If onboarding prints a tokenized control UI URL, keep it. That is useful for immediate validation. Time estimate: 2 to 5 minutes.

Step 6: If the Gateway Fails Health Checks

On the validated setup, onboarding reached a point where the control UI was exposed but the health check still reported:

gateway closed (1006)

That is the point where you stop pushing forward into Telegram or email setup. Debug the gateway first.

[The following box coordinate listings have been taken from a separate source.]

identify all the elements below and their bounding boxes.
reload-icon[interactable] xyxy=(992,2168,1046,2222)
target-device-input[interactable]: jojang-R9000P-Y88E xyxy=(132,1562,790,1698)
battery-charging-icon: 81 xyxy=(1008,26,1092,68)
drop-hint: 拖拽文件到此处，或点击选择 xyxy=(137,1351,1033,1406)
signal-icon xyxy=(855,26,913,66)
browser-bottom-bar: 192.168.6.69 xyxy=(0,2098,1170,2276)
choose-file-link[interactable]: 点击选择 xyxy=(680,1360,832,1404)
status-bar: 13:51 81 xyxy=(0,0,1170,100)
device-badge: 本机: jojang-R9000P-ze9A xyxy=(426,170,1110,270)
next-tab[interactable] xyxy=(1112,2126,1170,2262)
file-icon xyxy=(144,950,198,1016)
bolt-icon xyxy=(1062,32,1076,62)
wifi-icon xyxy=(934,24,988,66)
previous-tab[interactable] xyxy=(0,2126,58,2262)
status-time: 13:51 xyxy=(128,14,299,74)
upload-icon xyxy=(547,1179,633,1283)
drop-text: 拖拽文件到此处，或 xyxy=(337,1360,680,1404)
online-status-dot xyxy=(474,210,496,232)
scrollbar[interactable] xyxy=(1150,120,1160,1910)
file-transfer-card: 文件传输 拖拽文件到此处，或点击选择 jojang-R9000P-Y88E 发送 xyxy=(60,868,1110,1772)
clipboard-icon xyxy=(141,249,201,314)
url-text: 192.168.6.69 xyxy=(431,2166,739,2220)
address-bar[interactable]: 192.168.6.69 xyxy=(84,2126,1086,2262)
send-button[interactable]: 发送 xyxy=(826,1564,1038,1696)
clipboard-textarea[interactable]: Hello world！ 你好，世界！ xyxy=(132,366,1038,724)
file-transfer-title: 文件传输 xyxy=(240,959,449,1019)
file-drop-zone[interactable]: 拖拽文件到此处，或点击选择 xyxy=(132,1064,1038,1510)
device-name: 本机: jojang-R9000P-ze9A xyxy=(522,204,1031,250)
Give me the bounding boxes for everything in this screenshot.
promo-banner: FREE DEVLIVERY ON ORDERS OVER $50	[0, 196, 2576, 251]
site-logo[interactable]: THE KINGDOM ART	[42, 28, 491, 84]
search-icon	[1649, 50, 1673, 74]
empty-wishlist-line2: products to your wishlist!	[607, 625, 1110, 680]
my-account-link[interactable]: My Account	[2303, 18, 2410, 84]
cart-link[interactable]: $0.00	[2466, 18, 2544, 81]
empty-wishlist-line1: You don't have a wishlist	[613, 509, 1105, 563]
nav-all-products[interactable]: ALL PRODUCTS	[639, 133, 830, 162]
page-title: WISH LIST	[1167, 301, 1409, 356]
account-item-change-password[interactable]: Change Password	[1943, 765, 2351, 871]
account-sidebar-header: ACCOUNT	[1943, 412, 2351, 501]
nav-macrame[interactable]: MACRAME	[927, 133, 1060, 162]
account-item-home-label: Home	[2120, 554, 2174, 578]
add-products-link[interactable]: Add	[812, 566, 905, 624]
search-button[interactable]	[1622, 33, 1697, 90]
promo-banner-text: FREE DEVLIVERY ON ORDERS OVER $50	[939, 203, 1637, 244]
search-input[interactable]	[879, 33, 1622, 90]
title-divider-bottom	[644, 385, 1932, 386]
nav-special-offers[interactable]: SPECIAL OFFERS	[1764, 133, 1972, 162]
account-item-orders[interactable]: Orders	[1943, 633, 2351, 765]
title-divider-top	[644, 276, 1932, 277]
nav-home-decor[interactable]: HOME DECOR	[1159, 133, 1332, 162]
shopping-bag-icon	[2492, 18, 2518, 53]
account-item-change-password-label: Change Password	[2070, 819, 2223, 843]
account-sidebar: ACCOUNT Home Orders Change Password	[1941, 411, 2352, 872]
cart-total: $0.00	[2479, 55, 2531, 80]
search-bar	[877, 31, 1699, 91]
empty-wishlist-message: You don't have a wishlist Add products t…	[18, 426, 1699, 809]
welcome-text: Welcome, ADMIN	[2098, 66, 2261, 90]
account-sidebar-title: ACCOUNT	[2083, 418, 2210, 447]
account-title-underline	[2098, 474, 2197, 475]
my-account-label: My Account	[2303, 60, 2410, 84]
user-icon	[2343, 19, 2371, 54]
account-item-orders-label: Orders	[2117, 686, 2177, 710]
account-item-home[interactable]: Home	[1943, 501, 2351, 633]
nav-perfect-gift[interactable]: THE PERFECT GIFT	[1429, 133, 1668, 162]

Use these commands:

systemctl --user status openclaw-gateway --no-pager -l
journalctl --user -u openclaw-gateway -n 100 --no-pager
cat ~/.config/systemd/user/openclaw-gateway.service

What you are looking for:

  • a bad executable path in the user service
  • a shell PATH mismatch between your login shell and the systemd user service
  • a crash on startup
  • a port bind failure on 127.0.0.1:18789

Do not continue with Telegram or Gmail until

openclaw health --json

reports a healthy gateway.

How Long Does This Part Take?

If everything goes smoothly:

  • install: 3 to 6 minutes
  • CLI and Node verification: 2 to 4 minutes
  • interactive onboarding: 5 to 10 minutes
  • gateway service verification: 2 to 5 minutes

A realistic total for install, onboarding, and gateway bring-up is about 12 to 25 minutes for a technical user.

Where to Go Next

Once the gateway is healthy, the next phase is channel setup:

  • Telegram bot creation and pairing
  • Gmail watch, Pub/Sub, and webhook delivery if you want email in the loop

Those steps should be treated as a second phase, not bundled into the first bootstrapping session.

Related Reading


This draft reflects the OpenClaw install and onboarding path validated through CLI install, fallback installer usage, user-level systemd service creation, and gateway health-check troubleshooting.